Madeira is a South-European island but its kitchen cannot be compared to other Southern countries such as Greece, Italy, Spain or even the Portuguese main land.
Food and drink is prepared with local ingredients, the gifts of natures.
Most meat dishes consist of beef, porc or chicken.
Fish that can be found in most any restaraunt of Madeira is Tuna and other, for us rather unusual species.
Espetada em Pau de Louro
Espetada is meat on a skewer. Usually the meat being used is beef but there are some variants such as "espetada de frango" (chicken on a skewer).
The meat is put on a laurel stick and prepared with garlic and salt over a wood fire.
The traditional skewer that is used at home can be quite long, but in restaurants the size is kept small enough to fit on a plate. Should a longer metal stick be used, then it is usually up-hung on a rack which is installed on a table.

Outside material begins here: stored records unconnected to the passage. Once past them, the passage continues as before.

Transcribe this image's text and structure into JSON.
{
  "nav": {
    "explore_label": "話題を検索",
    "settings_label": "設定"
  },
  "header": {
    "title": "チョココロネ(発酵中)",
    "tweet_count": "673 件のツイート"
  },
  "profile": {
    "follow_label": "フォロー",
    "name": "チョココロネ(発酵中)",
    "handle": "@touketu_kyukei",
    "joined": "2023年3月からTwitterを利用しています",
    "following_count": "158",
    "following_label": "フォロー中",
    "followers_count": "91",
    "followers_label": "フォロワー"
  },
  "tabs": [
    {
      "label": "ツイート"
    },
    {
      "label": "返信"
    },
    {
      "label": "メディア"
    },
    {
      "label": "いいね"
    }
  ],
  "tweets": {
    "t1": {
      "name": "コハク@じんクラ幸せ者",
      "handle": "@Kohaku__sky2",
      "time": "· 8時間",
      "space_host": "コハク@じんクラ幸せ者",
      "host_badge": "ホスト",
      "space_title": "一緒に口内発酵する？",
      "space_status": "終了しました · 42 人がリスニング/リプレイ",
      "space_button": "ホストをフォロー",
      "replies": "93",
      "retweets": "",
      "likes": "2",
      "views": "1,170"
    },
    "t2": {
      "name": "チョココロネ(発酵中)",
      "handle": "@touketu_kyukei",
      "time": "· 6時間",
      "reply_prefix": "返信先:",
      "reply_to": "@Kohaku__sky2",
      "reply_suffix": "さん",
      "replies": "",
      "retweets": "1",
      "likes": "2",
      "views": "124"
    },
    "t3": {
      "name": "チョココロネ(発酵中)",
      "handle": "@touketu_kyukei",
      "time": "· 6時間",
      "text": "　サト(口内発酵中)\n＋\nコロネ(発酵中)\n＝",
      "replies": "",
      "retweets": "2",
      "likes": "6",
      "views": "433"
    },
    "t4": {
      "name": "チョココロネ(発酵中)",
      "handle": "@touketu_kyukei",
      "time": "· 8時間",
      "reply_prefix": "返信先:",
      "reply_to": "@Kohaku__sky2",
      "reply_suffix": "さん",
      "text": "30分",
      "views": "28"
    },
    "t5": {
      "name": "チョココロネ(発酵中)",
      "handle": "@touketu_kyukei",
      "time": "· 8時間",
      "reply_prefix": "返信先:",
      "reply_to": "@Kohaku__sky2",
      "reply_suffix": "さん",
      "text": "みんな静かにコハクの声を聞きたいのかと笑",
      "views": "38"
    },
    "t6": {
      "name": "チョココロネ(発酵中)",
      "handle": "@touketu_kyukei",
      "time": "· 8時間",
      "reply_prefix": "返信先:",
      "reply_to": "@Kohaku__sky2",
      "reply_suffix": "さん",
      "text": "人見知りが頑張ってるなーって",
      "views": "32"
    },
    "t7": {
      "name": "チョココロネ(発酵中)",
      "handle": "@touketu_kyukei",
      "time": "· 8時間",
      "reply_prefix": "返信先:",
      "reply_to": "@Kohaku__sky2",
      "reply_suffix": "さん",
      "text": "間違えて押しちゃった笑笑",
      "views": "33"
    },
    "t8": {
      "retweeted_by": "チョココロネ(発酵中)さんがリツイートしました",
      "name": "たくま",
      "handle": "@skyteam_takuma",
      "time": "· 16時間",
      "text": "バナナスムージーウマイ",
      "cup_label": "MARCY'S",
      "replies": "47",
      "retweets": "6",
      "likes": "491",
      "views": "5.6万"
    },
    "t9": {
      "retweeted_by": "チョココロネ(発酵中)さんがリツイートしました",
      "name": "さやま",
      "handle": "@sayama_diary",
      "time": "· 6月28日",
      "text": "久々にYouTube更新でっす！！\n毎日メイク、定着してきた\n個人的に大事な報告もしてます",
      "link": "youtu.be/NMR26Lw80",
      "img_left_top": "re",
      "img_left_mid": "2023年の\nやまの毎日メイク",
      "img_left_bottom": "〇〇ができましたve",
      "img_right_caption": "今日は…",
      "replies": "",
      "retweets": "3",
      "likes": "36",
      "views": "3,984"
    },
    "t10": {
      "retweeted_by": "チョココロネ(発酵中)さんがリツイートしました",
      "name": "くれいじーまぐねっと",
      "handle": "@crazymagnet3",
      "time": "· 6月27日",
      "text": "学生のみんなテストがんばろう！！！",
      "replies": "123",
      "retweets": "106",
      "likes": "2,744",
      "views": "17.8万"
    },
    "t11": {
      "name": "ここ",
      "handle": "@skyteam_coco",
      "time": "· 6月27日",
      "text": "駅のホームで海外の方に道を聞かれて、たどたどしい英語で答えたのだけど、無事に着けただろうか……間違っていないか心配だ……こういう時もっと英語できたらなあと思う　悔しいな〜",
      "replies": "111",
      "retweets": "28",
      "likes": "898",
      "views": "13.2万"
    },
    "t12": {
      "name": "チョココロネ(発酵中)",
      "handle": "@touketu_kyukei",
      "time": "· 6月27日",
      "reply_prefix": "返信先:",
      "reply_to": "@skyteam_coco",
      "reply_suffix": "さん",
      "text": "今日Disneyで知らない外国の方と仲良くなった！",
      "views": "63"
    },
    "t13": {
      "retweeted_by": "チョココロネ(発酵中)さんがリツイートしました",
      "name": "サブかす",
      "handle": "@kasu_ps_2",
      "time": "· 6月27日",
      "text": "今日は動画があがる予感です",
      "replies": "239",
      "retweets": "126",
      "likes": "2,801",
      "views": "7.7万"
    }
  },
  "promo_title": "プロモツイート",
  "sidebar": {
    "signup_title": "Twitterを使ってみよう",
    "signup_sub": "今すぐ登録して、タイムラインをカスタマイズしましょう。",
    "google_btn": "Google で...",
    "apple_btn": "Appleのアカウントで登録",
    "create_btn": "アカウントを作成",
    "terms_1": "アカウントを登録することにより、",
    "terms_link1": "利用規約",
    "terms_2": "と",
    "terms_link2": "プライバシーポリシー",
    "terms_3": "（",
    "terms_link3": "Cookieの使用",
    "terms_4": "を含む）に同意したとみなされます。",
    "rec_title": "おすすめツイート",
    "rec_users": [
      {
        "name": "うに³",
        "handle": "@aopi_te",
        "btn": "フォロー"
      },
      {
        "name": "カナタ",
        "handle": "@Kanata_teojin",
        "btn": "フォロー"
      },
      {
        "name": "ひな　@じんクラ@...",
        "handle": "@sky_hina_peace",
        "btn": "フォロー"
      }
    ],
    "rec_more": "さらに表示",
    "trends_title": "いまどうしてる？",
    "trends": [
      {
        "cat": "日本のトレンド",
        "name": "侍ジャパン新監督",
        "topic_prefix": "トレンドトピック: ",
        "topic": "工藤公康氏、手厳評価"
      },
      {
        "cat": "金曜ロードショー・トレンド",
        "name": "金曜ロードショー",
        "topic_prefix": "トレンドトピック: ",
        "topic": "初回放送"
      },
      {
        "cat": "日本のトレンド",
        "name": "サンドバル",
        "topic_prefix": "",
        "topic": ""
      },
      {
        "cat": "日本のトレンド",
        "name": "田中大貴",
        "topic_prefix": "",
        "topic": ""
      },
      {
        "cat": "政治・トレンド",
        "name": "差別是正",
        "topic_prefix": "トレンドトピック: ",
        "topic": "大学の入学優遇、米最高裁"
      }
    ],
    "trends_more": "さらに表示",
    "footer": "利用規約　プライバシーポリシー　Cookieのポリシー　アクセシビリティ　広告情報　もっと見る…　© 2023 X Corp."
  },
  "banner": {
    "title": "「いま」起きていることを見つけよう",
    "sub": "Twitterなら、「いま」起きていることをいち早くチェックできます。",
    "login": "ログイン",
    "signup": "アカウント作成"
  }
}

The juice that drips off the meat is captured on the plate below.
In restaurants espetada is served with French fries and green salad.
Espada (Black swordfish)
Espada fish is catched in the very deep water that surrounds Madeira.
This fish, that looks very ugly when you see it with head and all, is used in many traditional dishes.
The meat of the fish is very white.
A very tasteful dish is Espada with Banana, a combination of tender fish and a tropical taste.
Bife de Atum a Madeirense (Tuna steak Madeiran style)
There is plenty of Tuna fish in the sea that surrounds Madeira.
This fish is grilled "Madeiran style" (over a wood fire) and is served with green salad and a Madeiran rose.
Bacalhau is a cheap fish and can be prepared in many ways. On Madeira they say there is a recipe for every day.
My favourit dish is Bacalhau com Late, an oven dish with potatoes, codfish and creamy milk.